Orange County
Historical Society

Corridor Through the Mountains

Smith's Clove: Wartime Line of Communication and Passageway for the Continental Army, 1776-1783

Richard J. Koke

[Editor's Note: Richard J. Koke authored a series of five articles that appeared in Volumes 19 -23 of the OCHS Journal between 1990 and 1994. These articles will be presented in multiple sections over the next few years.]

Part V:
Finally, A Dreary Blockhouse
Chapter 16:
Homeless Canadians

Throughout June [1783], the army was being furloughed and sent home by state units without pay or celebration, and by the end of the month the cantonment was empty of the regiments that had wintered there, and all that was left of the army under Washington's command on the Hudson was the West Point garrison, some light infantry units and four regiments of three-year men formed in two brigades that were marched over Butter Hill into the Point.

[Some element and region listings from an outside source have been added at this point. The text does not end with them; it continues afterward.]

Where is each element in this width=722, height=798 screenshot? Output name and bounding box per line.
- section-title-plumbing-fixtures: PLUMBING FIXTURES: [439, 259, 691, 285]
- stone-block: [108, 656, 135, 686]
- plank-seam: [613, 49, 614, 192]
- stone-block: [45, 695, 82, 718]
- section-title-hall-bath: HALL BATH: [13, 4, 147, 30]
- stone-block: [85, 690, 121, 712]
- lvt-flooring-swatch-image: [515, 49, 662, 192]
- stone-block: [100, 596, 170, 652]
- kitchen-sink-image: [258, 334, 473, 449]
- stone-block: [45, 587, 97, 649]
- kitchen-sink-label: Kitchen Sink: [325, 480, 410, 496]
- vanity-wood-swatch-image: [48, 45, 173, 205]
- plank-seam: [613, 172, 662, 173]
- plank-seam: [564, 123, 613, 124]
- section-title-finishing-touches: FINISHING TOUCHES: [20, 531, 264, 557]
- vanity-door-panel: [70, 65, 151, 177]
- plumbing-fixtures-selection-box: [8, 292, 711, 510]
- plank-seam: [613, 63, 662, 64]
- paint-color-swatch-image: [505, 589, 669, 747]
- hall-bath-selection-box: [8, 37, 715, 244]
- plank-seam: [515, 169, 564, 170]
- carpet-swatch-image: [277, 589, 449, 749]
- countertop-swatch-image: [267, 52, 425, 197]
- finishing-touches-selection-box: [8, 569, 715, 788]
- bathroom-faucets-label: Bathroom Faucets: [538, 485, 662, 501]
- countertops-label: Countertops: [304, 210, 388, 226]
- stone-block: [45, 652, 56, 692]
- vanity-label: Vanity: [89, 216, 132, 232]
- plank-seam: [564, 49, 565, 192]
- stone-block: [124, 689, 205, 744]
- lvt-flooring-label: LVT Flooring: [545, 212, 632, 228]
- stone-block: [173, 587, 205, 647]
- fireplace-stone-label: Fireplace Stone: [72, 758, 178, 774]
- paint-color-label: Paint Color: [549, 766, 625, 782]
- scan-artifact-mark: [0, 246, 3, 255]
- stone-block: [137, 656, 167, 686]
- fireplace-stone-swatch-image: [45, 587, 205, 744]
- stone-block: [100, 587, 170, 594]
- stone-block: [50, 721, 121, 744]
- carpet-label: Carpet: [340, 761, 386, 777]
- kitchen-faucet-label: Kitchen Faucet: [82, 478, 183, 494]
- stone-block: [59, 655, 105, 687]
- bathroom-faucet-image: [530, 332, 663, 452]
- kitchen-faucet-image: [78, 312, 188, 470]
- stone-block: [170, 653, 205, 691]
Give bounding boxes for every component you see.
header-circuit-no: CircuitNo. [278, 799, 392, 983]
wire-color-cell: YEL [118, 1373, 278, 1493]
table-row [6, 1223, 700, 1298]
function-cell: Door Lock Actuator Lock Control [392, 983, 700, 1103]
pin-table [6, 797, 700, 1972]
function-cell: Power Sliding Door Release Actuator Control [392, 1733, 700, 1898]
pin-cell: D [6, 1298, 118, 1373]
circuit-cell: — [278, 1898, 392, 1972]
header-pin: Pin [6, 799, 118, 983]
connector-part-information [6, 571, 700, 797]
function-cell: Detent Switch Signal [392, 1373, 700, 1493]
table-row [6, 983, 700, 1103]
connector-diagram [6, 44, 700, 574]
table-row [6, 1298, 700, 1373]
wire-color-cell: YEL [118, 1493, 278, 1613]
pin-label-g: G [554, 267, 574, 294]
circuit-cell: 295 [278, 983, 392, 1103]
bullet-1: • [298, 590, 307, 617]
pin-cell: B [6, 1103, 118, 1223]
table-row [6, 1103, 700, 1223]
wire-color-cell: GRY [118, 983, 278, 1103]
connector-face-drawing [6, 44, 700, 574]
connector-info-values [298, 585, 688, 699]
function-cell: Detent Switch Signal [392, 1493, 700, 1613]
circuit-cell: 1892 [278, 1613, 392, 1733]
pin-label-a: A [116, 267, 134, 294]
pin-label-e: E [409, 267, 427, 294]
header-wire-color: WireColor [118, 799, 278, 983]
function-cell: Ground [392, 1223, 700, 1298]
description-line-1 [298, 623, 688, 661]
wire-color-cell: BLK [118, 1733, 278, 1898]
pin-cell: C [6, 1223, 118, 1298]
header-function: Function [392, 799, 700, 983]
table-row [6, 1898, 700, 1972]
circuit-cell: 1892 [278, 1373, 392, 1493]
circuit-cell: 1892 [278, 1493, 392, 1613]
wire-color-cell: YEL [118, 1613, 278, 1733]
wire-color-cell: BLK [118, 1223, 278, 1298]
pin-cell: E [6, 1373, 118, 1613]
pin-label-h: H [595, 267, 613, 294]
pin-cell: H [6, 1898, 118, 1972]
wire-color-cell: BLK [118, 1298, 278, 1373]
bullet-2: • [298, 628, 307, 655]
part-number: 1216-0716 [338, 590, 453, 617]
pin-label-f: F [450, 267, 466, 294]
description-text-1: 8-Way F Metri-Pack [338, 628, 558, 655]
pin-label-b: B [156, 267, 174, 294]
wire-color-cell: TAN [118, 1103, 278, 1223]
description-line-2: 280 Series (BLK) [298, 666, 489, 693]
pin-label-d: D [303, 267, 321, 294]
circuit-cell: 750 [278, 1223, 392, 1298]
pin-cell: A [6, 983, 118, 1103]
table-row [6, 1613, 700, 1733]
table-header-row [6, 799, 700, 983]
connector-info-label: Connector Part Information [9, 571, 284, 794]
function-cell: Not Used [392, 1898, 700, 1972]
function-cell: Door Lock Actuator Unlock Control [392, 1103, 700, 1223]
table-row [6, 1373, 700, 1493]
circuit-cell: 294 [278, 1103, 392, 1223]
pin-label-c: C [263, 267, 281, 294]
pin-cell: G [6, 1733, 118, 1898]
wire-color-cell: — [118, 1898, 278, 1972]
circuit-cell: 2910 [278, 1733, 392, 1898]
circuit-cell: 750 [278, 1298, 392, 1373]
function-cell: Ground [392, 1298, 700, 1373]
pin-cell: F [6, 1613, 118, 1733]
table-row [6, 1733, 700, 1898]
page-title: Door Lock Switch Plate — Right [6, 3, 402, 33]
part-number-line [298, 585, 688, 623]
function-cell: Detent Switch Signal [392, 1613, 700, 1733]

Hazen's regiment was also near its end. By June his scattered companies, including the troops at Sidman's bridge, were back at Pompton, and on the ninth Washington informed Hazen that Colonel Walter Stewart was on his way to Pompton for the final muster and was bringing discharges for all men willing to be furloughed. Those who remained, Washington ordered, were to be marched through the Clove to New Windsor with all dispatch and would then receive further orders. He wrote again a couple of weeks later and assured Hazen that every effort would be made to place the regiment on the same footing with respect to pay as the rest of the army. On June 30, Hazen was ordered to arrange his remaining men who had not taken furloughs into two companies, and after these were officered the remaining officers would have a choice, the commander-in-chief said, of either remaining with the army in an unattached state - in other words, in limbo - "or going into the country."

The reduction, however, posed a special and pathetic problem in contrast to other regiments in that the Canadian personnel were now homeless refugees. Men like Duncan could return to Pennsylvania and forget the misery they had gone through, but, with no reciprocal provision in the peace treaty allowing for their return to British Canada, the French Canadians in the regiment suddenly found themselves stateless and stranded in a country they had helped to liberate.

A petition for relief drawn up in French on behalf of the refugees at Fishkill (eighty men and women and six children) was presented to Washington in July by some of Hazen's officers, which the commander-in-chief, retaining a translation for his file, forwarded to Congress with a recommendation that "some provision" was due to those "who are exiled from their native Country and habitations." He pointed out that they had "left their Country, their friends, their Substance, their all, in support of the Liberties of America; and have followed our fortunes thro' the various Scenes of distressing Contest untill they find it to have terminated in the happiest manner for all but themselves." Congress acknowledged the merit of the petition, but did nothing. The small remaining unit of the regiment hung on until November 1783 when it was disbanded at White Plains. In 1784 the State of New York granted the exiles a Refugee Tract for settlement in Clinton County on the American side of the Canadian border in the northern Champlain Valley.